梅雨明け後、やはり猛烈な日射と暑さに打ちのめされるような日々が続くが、夜は寝苦しいような事にはならず、冷房いらずで快適に眠れる。藤野のような山里だと当たり前と思われるかもしれない。実際、私が藤野に越して来た20年前なら当たり前だった。それが、ここ5〜6年くらいからだろうか、いつもだったら夜になれば山の上から涼しい風が降りてくるはずなのに、まるで空気が止まったかの様に風が吹かず、寝苦しい熱帯夜に近い気候の日々が増えて来た。こんな所からも、気候の移り変わりを感じさせるが、今年の夏は、そのような寝苦しい夜は訪れていない。
土曜日の夜から日曜日の朝にかけて、日本の東海上を台風が通過して行き、藤野もそれなりに大雨が降った。と言っても、土砂災害を心配するほどの雨にはならなかったが。
自分も参加している田んぼに、除草機をかけた。アルミ製の軽い機械で、田んぼの稲の間をゴロゴロと転がして行く。簡単な仕掛けだが、それによってアルミ製の歯が稲以外の草を巻き込んで、土の中に埋め込んでしまう。これで除草が完了するわけだが、この機械の効能はそれだけではない。実は、この機械を田んぼの中で転がしていると、稲の根も、少しは傷つけるとの事。それでは稲に被害がありそうだが、逆に稲は元気が出て分けつが進み、育ちに勢いが増すという。
便利な機械だけど、これを使うには、田植えの時に、稲の列を縦も横も綺麗な間隔で植えるような工夫が絶対に必要になる。
新型肺炎の警戒宣言で、やまなみ温泉も休業になった。そのうえ神奈川県は、緊急ではない手術や入院はやめてくれと言い出した。医療の現場が逼迫しだしたのだろう。

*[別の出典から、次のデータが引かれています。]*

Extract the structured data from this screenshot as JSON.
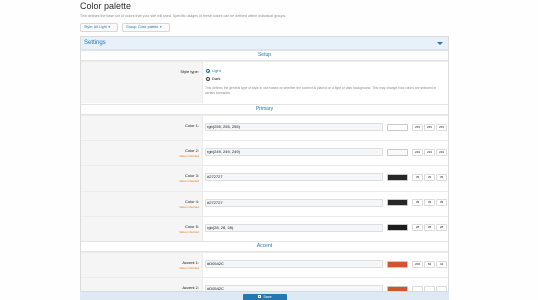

しかしなぁ、新型肺炎が流行り始めて1年と半年だけど、その間に病床や検査態勢の拡充とか、できなかったのだろうか。この事で神奈川県を無能と罵るつもりはないけれど、かといって上出来とはいいかねる。もちろん、県だけに不出来の責任を追及すべきではなく、国に対しても追求すべき事柄なんだけど。

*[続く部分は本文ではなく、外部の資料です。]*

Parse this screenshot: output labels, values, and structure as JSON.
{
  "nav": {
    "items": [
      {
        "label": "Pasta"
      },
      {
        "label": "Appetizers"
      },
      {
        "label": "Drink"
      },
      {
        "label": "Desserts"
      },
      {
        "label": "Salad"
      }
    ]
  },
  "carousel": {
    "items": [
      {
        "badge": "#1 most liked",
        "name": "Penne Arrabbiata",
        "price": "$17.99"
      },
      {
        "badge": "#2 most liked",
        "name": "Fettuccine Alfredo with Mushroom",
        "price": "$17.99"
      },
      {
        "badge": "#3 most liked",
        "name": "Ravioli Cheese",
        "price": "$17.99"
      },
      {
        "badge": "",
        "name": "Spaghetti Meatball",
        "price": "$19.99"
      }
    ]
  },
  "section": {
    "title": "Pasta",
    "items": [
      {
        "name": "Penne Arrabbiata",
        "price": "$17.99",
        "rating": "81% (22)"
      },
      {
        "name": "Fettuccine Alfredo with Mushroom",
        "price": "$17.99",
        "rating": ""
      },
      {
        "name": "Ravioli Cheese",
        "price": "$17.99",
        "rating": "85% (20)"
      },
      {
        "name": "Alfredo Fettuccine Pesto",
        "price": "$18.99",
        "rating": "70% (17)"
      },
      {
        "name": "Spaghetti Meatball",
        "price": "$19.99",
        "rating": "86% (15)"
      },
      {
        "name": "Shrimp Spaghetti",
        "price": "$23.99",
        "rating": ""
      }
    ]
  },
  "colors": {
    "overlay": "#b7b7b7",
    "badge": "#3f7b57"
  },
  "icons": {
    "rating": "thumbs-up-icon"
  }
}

ここ数年で、いよいよ明瞭になって来た事がある。この世の中にはいろいろと問題があるが、その問題の解決が、なかなか速やかに的確に進まない理由の最たるものが、世界が利権で動いているという事だ。
何か問題を解決しようにも、問題を解決すると従来の利権構造が壊れてしまう可能性が見えたら、とたんに問題の解決は先送りにされてしまう。もしくは、従来の利権構造を更に肥え太らす形の方策に改変して、問題の解決をむりやり進めようとする。結果、当然ながら問題の解決は効果的に進まない。
酷い場合は、利権構造を守る為には、問題が更に深刻化して人命を損なってもかまわないという姿勢すらとる。

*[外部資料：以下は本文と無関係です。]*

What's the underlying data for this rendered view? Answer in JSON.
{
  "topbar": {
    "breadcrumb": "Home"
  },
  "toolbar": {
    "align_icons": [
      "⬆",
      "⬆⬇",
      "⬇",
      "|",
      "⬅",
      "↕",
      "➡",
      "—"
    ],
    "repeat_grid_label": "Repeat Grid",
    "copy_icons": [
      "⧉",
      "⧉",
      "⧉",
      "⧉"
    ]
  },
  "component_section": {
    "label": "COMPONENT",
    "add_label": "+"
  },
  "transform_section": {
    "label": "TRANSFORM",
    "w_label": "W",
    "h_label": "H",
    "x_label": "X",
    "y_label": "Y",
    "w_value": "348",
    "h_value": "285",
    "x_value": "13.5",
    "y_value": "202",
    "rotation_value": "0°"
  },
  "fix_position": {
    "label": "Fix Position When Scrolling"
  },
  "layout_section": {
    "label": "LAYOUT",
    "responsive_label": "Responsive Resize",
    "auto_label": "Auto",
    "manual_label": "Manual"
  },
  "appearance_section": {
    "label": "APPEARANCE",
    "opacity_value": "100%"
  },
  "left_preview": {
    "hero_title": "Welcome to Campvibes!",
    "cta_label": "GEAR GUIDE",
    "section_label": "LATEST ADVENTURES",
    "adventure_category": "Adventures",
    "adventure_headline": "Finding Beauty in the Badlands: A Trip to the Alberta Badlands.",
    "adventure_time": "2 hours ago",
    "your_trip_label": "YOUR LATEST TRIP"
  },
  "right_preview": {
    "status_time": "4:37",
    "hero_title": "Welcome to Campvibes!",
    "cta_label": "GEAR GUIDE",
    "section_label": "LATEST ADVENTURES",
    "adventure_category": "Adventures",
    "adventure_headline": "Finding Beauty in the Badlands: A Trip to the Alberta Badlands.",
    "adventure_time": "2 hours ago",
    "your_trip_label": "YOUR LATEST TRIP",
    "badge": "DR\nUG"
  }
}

その事について、失望したり怒ったり嘆いたりする人は多いだろう。でも、20世紀までは、だいたい利権構造がそのまま動く事で、民衆の幸福も同時に満たされる場合も多かったんだよね。それが21世紀になって、そうもいかなくなってきた。利権構造の幸福と、民衆の幸福が同調しなくなって来たし、むしろ、利権構造の幸福を求めようとすると、民衆に不幸を要求するようになってきた。
ここから、新しい流れが始まって来るのだろう。まだ今は小さな流れだが。
正しい世の中の在り方、正しい人の在り方、「正しさ」とは何だろう、という思索と希求が始まってくる。その間、明らかに間違った世の中の在り方の事例や、間違った人間の在り方を体現した人間が、テレビや新聞やネットをにぎわし続けるのだが。
「世の中は、正しくあらねばならない」なんて主張は、青臭く、世間知らずの幼稚な意見に聞こえるかもしれないな。でも私はこう思っている。
たぶん、これからしばらくの間、自ら「正しさ」を希求する精神を持った人や組織でないと、生き残れないだろう。その精神を持っていない人間は流されるだけだし、組織は解けてしまう。
前の日記で、令和という元号には、なぜか裁きの響きがあると書いたが、その事も関係している。
これからしばらく、いろいろと混乱する時期が続くと思うけれど、「正しさ」について語り合える仲間がいるかどうかで、生き残れるか流されるかの明暗が分かれるんじゃなかろうか。
企業などの組織でも、要所要所に「正しさ」について語り合える人を配置できる所は、健全性や自浄作用を保ち続けていけるだろう。これが、利益追求の精神だけだと、危ういと思う。